Who do you like in the EcoCAR 2, the three-year collegiate automotive engineering competition that began during the SAE World Congress in Detroit earlier this month?

The 16 teams that qualified for the competition are Cal State, Colorado State, Embry-Riddle, Mississippi State, NC State, Ohio State, Penn State, Purdue, Rose-Hulman, University of Ontario Institute of Technology (UOIT), Tennessee, University of Victoria, Washington, University of Waterloo, Virginia Tech, and Wayne State.

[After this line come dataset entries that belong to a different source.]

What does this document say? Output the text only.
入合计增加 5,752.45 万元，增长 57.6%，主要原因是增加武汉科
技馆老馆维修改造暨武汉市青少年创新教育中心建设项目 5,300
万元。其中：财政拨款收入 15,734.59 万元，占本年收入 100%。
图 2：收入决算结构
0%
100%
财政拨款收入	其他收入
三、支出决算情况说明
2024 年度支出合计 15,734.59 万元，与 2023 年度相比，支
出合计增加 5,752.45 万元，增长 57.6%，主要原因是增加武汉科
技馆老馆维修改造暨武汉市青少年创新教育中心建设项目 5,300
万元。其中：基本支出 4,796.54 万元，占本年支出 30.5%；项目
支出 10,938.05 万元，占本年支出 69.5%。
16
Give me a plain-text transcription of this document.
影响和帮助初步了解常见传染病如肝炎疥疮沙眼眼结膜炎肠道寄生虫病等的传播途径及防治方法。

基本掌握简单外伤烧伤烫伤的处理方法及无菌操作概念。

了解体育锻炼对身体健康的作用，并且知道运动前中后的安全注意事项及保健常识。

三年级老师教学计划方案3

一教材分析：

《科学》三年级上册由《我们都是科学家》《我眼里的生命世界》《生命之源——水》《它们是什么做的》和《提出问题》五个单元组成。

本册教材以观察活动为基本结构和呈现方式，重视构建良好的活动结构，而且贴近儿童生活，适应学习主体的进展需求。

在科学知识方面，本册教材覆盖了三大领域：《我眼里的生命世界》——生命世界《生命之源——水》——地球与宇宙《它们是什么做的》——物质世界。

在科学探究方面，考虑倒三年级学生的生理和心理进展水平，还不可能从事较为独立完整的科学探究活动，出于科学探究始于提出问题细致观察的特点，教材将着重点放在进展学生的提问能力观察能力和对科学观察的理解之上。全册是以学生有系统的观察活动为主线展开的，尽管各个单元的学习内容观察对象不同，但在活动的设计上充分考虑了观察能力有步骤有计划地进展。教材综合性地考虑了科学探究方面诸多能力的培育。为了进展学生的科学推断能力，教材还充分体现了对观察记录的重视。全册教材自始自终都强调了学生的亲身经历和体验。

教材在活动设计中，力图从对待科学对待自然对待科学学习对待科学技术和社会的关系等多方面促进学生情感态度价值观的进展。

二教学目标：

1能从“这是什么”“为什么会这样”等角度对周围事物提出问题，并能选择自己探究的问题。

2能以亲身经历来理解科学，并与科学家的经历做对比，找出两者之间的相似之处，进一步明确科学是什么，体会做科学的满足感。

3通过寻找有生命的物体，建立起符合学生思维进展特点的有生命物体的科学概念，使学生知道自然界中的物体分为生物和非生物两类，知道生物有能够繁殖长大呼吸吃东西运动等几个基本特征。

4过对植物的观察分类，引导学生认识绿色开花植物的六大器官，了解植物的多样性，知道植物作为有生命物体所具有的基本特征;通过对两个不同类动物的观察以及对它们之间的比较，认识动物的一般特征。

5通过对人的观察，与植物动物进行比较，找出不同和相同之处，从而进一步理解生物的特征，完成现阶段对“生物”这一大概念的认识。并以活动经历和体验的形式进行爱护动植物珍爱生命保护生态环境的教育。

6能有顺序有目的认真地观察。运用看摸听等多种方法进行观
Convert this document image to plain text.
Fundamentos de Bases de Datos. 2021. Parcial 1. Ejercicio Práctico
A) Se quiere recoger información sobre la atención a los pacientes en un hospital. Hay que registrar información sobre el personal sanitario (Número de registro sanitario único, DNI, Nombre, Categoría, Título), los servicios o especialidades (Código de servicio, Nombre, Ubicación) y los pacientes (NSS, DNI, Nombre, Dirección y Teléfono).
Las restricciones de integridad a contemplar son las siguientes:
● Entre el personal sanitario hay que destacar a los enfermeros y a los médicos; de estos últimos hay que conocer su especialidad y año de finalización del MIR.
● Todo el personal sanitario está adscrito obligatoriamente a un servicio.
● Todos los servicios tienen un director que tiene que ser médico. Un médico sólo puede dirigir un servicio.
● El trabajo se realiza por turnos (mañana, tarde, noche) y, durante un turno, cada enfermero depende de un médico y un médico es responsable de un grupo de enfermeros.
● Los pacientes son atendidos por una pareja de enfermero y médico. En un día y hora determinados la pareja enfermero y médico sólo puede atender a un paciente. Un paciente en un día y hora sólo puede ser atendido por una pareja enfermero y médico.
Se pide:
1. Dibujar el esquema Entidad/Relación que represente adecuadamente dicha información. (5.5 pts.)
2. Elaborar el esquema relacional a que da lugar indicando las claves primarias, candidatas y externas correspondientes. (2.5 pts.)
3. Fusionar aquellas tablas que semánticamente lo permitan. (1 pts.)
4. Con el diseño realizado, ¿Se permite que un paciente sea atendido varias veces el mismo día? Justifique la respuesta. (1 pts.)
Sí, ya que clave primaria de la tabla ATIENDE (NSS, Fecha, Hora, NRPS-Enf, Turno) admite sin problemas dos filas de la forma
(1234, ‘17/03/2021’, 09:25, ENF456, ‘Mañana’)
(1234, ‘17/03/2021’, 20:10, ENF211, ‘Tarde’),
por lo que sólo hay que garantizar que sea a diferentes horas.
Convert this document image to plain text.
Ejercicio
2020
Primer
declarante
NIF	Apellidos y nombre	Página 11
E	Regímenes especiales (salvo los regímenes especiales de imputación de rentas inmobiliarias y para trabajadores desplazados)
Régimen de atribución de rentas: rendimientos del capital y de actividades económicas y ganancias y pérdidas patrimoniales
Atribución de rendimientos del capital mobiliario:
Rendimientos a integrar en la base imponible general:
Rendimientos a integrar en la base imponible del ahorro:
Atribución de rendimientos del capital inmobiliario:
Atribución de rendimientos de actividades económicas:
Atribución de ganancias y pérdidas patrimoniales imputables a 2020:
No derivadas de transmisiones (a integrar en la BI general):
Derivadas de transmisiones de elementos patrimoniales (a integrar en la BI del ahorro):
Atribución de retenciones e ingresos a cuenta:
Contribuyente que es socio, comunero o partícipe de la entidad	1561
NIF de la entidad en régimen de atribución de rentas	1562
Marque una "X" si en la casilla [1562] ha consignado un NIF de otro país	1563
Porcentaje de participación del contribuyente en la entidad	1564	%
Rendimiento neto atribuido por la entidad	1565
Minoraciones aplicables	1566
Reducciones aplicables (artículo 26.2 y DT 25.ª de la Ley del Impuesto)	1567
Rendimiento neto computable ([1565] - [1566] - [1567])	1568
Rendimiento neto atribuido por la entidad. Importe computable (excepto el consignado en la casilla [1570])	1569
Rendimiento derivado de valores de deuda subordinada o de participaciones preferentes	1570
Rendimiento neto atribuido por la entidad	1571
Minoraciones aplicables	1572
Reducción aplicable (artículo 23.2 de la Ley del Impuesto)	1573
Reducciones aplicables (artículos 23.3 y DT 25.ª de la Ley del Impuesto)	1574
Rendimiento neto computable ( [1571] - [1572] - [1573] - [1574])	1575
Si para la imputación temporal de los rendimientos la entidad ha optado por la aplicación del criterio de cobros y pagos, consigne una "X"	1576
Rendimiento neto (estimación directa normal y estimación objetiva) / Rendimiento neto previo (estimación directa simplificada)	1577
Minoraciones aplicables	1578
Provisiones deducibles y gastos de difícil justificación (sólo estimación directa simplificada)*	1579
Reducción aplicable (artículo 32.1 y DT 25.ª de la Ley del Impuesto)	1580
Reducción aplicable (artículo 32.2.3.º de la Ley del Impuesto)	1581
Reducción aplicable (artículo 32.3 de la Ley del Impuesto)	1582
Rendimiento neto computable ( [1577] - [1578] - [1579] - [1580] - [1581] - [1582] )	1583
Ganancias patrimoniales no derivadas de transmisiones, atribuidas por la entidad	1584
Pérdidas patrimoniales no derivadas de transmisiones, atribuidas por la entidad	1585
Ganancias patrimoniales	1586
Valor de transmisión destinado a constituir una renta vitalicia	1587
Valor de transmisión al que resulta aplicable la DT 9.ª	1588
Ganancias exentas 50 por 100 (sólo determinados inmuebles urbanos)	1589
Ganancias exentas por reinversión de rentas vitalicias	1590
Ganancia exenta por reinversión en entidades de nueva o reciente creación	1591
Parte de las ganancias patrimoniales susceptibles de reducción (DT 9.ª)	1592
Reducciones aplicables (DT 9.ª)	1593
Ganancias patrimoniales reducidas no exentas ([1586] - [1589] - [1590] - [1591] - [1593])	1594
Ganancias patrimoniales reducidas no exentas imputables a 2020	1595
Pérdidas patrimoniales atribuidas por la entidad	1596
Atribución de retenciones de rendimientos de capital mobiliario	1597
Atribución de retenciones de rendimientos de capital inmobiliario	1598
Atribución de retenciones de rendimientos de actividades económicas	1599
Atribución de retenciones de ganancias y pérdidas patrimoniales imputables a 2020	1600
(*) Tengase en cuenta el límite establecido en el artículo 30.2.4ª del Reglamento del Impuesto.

EcoCAR 2 sponsors include A123Systems, AVL Powertrain Engineering, the California Air Resources Board, CD-Adapco, Clean Cities, dSPACE, Freescale, General Motors, MathWorks, Natural Resources Canada, Robert Bosch LLC, Siemens PLM, Snap-On Tools, the U.S. Department of Energy, and Vector CANtech. Sponsorship opportunities are still available.

The teams’ objective is to design a powertrain that reduces the environmental impact of an existing vehicle without compromising performance, safety, or consumer acceptability. They will explore various powertrain architectures and follow an engineering regimen modeled after GM’s Global Vehicle Development Process.

Each team will receive $25,000 in seed money for their work in the first year of the competition, which focuses on math-based design and software-in-the-loop and hardware-in-the-loop simulation. Sponsors like HIL developer dSPACE don’t simply deliver products and user manuals, but instead conduct workshops and assign experienced engineers to work closely with each team. Teams that complete their first year successfully will receive a Chevrolet Malibu and move on to the next phase of the competition in which they will build and refine their prototype vehicles and subject them to a week’s worth of engineering tests.

Winners of the EcoCAR 1 competition, during which teams enhanced a Saturn Vue, will be announced in June. At the end of the second year of that competition, first prize was awarded to Mississippi State, second to Virginia Tech, and third to Penn State. The EcoCAR competition may lack the visibility of March Madness but the results could be longer lasting.